Z mieszkania dobiegły nowe okrzyki ekstazy.
Myron przytknął ucho do drzwi. Okrzyki, owszem, ale i melodia. Uznał, że nie jest to spektakl na żywo. Przekręcił klucz i pchnął drzwi. Okrzyki dobiegały z pokoju telewizyjnego.

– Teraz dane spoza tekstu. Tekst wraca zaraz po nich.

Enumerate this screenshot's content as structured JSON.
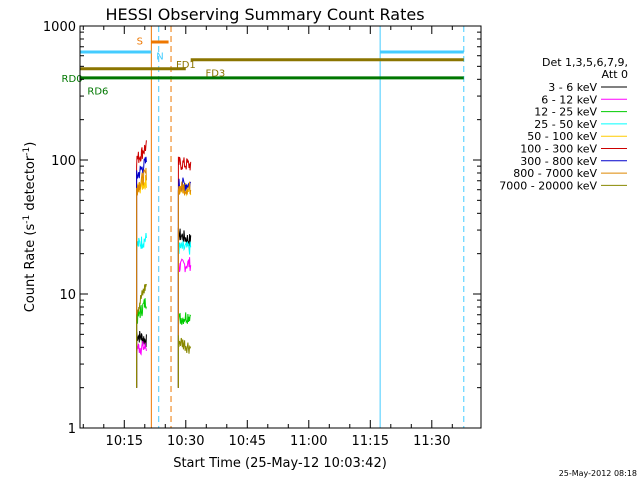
{
  "chart_data": {
    "type": "line",
    "title": "HESSI Observing Summary Count Rates",
    "xlabel": "Start Time (25-May-12 10:03:42)",
    "ylabel_main": "Count Rate (s",
    "ylabel_sup1": "-1",
    "ylabel_mid": " detector",
    "ylabel_sup2": "-1",
    "ylabel_end": ")",
    "y_scale": "log",
    "ylim": [
      1,
      1000
    ],
    "xlim_minutes": [
      10.07,
      11.7
    ],
    "y_ticks": [
      {
        "value": 1,
        "label": "1"
      },
      {
        "value": 10,
        "label": "10"
      },
      {
        "value": 100,
        "label": "100"
      },
      {
        "value": 1000,
        "label": "1000"
      }
    ],
    "x_ticks": [
      {
        "value": 10.25,
        "label": "10:15"
      },
      {
        "value": 10.5,
        "label": "10:30"
      },
      {
        "value": 10.75,
        "label": "10:45"
      },
      {
        "value": 11.0,
        "label": "11:00"
      },
      {
        "value": 11.25,
        "label": "11:15"
      },
      {
        "value": 11.5,
        "label": "11:30"
      }
    ],
    "legend": {
      "header1": "Det 1,3,5,6,7,9,",
      "header2": "Att 0",
      "placement": "right"
    },
    "series": [
      {
        "name": "3 - 6 keV",
        "color": "#000000",
        "segments": [
          [
            [
              10.3,
              5
            ],
            [
              10.34,
              4.5
            ]
          ],
          [
            [
              10.47,
              28
            ],
            [
              10.52,
              25
            ]
          ]
        ]
      },
      {
        "name": "6 - 12 keV",
        "color": "#ff00ff",
        "segments": [
          [
            [
              10.3,
              4
            ],
            [
              10.34,
              4
            ]
          ],
          [
            [
              10.47,
              16
            ],
            [
              10.52,
              17
            ]
          ]
        ]
      },
      {
        "name": "12 - 25 keV",
        "color": "#00cc00",
        "segments": [
          [
            [
              10.3,
              6.5
            ],
            [
              10.34,
              9
            ]
          ],
          [
            [
              10.47,
              6.5
            ],
            [
              10.52,
              7
            ]
          ]
        ]
      },
      {
        "name": "25 - 50 keV",
        "color": "#00ffff",
        "segments": [
          [
            [
              10.3,
              23
            ],
            [
              10.34,
              26
            ]
          ],
          [
            [
              10.47,
              22
            ],
            [
              10.52,
              22
            ]
          ]
        ]
      },
      {
        "name": "50 - 100 keV",
        "color": "#ffcc00",
        "segments": [
          [
            [
              10.3,
              60
            ],
            [
              10.34,
              70
            ]
          ],
          [
            [
              10.47,
              60
            ],
            [
              10.52,
              62
            ]
          ]
        ]
      },
      {
        "name": "100 - 300 keV",
        "color": "#cc0000",
        "segments": [
          [
            [
              10.3,
              100
            ],
            [
              10.34,
              128
            ]
          ],
          [
            [
              10.47,
              95
            ],
            [
              10.52,
              92
            ]
          ]
        ]
      },
      {
        "name": "300 - 800 keV",
        "color": "#0000cc",
        "segments": [
          [
            [
              10.3,
              75
            ],
            [
              10.34,
              98
            ]
          ],
          [
            [
              10.47,
              66
            ],
            [
              10.52,
              66
            ]
          ]
        ]
      },
      {
        "name": "800 - 7000 keV",
        "color": "#dd8800",
        "segments": [
          [
            [
              10.3,
              62
            ],
            [
              10.34,
              80
            ]
          ],
          [
            [
              10.47,
              62
            ],
            [
              10.52,
              62
            ]
          ]
        ]
      },
      {
        "name": "7000 - 20000 keV",
        "color": "#888800",
        "segments": [
          [
            [
              10.3,
              7.5
            ],
            [
              10.34,
              12
            ]
          ],
          [
            [
              10.47,
              4.5
            ],
            [
              10.52,
              4
            ]
          ]
        ]
      }
    ],
    "flag_bars": [
      {
        "label": "S",
        "color": "#ee7700",
        "y": 760,
        "x_start": 10.36,
        "x_end": 10.43
      },
      {
        "label": "N",
        "color": "#44ccff",
        "y": 640,
        "x_start": 10.07,
        "x_end": 10.36
      },
      {
        "label": "N",
        "color": "#44ccff",
        "y": 640,
        "x_start": 11.29,
        "x_end": 11.63
      },
      {
        "label": "FD1",
        "color": "#8b7500",
        "y": 560,
        "x_start": 10.52,
        "x_end": 11.63
      },
      {
        "label": "FD3",
        "color": "#8b7500",
        "y": 480,
        "x_start": 10.07,
        "x_end": 10.5
      },
      {
        "label": "RD0",
        "color": "#007700",
        "y": 410,
        "x_start": 10.07,
        "x_end": 11.63
      }
    ],
    "flag_labels": [
      {
        "text": "S",
        "color": "#ee7700",
        "x": 10.3,
        "y": 780
      },
      {
        "text": "N",
        "color": "#44ccff",
        "x": 10.38,
        "y": 600
      },
      {
        "text": "FD1",
        "color": "#8b7500",
        "x": 10.46,
        "y": 520
      },
      {
        "text": "FD3",
        "color": "#8b7500",
        "x": 10.58,
        "y": 450
      },
      {
        "text": "RD0",
        "color": "#007700",
        "x": 9.995,
        "y": 410
      },
      {
        "text": "RD6",
        "color": "#007700",
        "x": 10.1,
        "y": 330
      }
    ],
    "vertical_lines": [
      {
        "x": 10.07,
        "color": "#44ccff",
        "style": "solid"
      },
      {
        "x": 10.36,
        "color": "#ee7700",
        "style": "solid"
      },
      {
        "x": 10.39,
        "color": "#44ccff",
        "style": "dashed"
      },
      {
        "x": 10.44,
        "color": "#ee7700",
        "style": "dashed"
      },
      {
        "x": 11.29,
        "color": "#44ccff",
        "style": "solid"
      },
      {
        "x": 11.63,
        "color": "#44ccff",
        "style": "dashed"
      }
    ],
    "footer_date": "25-May-2012 08:18"
  }
}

Win nigdy w nim, hm, nie filmował. Myron westchnął i przekroczył portal.
Win, z blond lokami przedzielonymi z precyzją, z jaką starsze panie dzielą między siebie rachunek za lunch, i cerą koloru białej porcelany, z leciutkimi golfowymi rumieńcami na policzkach, ubrany w swój tradycyjny strój białego burżuja: spodnie khaki, koszula w kolorze tak kłującym w oczy, że dało się na nią patrzeć tylko przez dziurkę średnicy szpilki, i mokasyny włożone na bose stopy, siedział w nieosiągalnej dla zwykłego mężczyzny pozycji lotosu, z nogami zaplecionymi w precel. Jego palce wskazujące i kciuki tworzyły kółka, a dłonie spoczywały na kolanach. Japiszoński zen. Zderzenie starej Europy ze starożytnym Wschodem. Przyjemny zapach grubej forsy zmieszany z ciężkim zapachem azjatyckiego kadzidła.